A tarpaulin was obtained in the same manner. As shown in Table 1, welding creep was worse than in Example 1, and problems were observed in peelability and thread pullability. Comparative Example 4 Various physical properties were measured for a commercially available tarpaulin made by adhering EVA to a polyester base fabric.
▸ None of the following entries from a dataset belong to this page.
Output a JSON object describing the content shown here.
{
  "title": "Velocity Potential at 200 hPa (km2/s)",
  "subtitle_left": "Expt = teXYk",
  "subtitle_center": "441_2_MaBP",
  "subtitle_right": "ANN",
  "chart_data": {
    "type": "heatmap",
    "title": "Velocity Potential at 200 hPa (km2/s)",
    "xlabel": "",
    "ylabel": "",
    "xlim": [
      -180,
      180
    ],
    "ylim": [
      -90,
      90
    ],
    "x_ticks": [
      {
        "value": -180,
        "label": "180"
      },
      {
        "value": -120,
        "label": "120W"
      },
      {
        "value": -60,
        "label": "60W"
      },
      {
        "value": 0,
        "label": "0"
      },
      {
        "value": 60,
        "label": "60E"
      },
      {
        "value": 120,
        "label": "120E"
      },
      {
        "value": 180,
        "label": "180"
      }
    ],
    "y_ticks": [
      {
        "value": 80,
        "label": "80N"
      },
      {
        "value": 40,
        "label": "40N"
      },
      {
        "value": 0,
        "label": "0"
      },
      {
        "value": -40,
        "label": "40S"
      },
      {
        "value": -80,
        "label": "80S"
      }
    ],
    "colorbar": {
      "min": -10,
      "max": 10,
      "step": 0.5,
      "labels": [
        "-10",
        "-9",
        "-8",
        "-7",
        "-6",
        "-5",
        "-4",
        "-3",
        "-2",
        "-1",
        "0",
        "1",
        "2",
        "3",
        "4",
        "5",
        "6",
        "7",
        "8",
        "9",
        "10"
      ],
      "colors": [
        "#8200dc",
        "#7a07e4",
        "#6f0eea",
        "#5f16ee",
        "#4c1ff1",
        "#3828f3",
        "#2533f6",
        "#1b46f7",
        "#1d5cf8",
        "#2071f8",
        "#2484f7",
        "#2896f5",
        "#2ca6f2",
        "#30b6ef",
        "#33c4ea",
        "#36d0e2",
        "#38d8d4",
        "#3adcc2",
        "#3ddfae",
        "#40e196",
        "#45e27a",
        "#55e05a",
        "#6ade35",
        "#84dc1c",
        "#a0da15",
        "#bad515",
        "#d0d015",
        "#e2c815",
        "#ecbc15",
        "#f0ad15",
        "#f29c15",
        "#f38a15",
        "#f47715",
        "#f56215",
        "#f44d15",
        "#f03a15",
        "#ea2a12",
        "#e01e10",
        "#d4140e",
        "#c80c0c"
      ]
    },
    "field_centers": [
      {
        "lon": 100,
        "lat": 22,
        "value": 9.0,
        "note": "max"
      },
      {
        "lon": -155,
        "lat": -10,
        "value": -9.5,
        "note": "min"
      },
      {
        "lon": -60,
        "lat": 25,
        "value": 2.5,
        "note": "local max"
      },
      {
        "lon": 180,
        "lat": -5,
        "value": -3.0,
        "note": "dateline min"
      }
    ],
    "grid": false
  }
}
As shown in Table 1, problems with weld creep were observed.

【table】

【table】 [Brief explanation of drawings]

FIG. 1 is an explanatory diagram of a welding creep test, FIG. 2 is an explanatory diagram of a thread pull-out resistance test, and FIG. 3 is an explanatory diagram of a peel strength test. 1... Base, 2... Weld part, 3... Test piece, 4...
Load, 5...notch, 6...welder part.

Claims (1)

[Claims] 1 Multifilament made of isotactic polypropylene with a tactility of 96 wt% or more and a single fiber fineness of 25 denier or less is used as the warp and/or weft, and the number of threads is 10/inch to 30/inch for plain weave. inch, 5 for Karami weave
~15 pieces/inch of mesh fabric is used as a base material, and at least one side of the base material has a vinyl acetate content of 10 to 30
% ethylene vinyl acetate copolymer within a temperature range of 220 to 290°C and laminated.